V2X
VEHICLE-TO-EVERYTHING COMMUNICATION
What is it?
An evolution of vehicle-to-vehicle (V2V) wireless communication that enables cars to share information with buildings, road signs, and traffic signals, as well as other vehicles.
How does it work?
Participating vehicles are equipped with a dedicated wireless local area network (WLAN) radio transmitter which uses a standardised language to talk to other vehicles and infrastructure within a certain range, regardless of the manufacturer.
If there is no connected infrastructure, vehicles can still communicate with one another to convey important messages such as if a vehicle ahead has performed an emergency stop, for example.
When in range of V2X infrastructure however, the vehicles benefit from a larger network of communication and extra information. A traffic light might inform vehicles when the next red light is due allowing the car to safely approach a signal without jumping the red or having to brake aggressively.
Multi-purpose traffic management signs can relay conventional information to road users and also double as message relays, notifying cars in the area of an approaching emergency service vehicle, as another example.
Even though an individual vehicle or item of road furniture has a limited range of broadcast, information can be transmitted larger distances by relaying across the network of connected devices, where necessary. The larger the network, the better it works and, theoretically, a vehicle could be warned of a problem anywhere in the world.
Why does it matter?
A functioning V2X network is one critical element in the infrastructure required to support high-level autonomous driving. Without it, self-driving cars must rely on relatively limited information from their own sensors, but a vehicle-to-x network allows a car’s awareness of its surroundings to be extended with almost unlimited scope.
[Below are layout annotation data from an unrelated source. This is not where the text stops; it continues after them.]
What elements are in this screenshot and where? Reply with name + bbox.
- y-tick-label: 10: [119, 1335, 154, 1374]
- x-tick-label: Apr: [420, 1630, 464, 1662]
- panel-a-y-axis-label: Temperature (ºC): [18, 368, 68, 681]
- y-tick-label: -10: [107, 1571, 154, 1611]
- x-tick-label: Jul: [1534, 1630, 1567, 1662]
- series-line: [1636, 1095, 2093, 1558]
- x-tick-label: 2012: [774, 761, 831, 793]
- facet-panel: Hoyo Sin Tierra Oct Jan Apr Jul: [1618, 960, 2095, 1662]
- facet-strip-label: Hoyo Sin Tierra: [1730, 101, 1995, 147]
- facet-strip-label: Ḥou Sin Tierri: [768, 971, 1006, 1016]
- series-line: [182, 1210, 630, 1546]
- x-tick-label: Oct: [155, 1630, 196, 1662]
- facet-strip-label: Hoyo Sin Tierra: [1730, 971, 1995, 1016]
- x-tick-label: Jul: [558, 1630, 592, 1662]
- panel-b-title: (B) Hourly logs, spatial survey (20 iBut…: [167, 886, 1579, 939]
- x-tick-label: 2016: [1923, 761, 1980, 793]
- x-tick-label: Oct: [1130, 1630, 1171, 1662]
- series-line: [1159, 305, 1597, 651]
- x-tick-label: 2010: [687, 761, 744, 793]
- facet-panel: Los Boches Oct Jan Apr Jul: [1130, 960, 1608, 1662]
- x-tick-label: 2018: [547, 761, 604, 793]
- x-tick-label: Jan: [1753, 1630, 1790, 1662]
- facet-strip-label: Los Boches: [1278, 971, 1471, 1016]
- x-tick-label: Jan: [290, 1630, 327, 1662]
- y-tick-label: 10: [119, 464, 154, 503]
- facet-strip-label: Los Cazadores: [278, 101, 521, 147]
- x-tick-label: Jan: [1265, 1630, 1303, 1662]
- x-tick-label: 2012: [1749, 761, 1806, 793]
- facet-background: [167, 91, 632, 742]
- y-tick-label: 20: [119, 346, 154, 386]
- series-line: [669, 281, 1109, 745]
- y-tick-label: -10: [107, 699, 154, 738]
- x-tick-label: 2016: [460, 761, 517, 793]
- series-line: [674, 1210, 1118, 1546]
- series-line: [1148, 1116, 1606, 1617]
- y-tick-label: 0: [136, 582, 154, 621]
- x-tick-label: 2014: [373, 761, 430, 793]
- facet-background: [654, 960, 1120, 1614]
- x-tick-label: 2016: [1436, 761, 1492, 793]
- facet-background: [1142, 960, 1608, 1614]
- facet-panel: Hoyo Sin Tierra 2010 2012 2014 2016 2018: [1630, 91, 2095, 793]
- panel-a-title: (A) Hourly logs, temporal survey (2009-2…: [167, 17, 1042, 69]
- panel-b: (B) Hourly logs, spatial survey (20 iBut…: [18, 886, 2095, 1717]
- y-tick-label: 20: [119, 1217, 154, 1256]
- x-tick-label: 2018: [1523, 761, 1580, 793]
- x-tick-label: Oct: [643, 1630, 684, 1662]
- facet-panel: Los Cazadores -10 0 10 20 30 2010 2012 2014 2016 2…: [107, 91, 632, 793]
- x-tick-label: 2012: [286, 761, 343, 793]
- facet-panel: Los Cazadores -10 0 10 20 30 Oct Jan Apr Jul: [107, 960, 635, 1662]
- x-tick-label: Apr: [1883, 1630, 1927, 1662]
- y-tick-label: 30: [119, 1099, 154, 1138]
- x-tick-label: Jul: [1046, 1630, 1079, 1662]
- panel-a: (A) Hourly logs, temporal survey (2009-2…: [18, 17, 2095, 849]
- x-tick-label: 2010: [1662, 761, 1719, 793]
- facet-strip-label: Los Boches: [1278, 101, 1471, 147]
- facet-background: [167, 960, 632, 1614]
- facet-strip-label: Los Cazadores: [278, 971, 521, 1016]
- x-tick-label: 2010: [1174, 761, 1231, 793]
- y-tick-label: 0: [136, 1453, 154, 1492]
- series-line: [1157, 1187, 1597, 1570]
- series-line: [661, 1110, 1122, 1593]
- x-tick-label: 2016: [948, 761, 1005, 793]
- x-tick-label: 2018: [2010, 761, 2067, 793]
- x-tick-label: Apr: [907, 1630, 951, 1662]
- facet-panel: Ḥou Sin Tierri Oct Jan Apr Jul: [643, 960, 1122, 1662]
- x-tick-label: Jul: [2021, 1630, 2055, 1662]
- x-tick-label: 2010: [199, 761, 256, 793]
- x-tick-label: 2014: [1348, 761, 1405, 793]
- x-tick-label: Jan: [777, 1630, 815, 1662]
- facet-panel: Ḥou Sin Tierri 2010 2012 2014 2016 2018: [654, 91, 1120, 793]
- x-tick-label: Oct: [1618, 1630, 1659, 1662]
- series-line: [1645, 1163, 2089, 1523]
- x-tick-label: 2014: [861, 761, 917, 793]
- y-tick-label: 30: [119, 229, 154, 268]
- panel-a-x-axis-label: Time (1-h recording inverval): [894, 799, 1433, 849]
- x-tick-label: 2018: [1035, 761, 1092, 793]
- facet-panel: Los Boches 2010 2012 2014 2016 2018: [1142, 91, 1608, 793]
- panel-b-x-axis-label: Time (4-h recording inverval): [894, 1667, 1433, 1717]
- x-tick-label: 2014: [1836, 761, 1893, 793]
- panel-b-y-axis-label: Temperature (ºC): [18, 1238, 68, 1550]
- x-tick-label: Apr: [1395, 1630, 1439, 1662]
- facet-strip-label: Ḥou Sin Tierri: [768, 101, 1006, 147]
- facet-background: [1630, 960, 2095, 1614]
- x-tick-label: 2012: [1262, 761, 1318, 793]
Ahead of the arrival of autonomous cars, V2X systems will start to improve the safety of road users by providing the driver with supplementary information including warnings of heavy traffic, hazards, and weather updates, before encountering them. Whether it’s the car or the driver that responds to the extra information, established V2X communication has the potential to reduce traffic collisions, congestion, journey times, and fuel consumption.
A V2X network is also the technology required to allow vehicles to ‘platoon’ – a convoy that maintains a constant speed and safe gap when using freeways.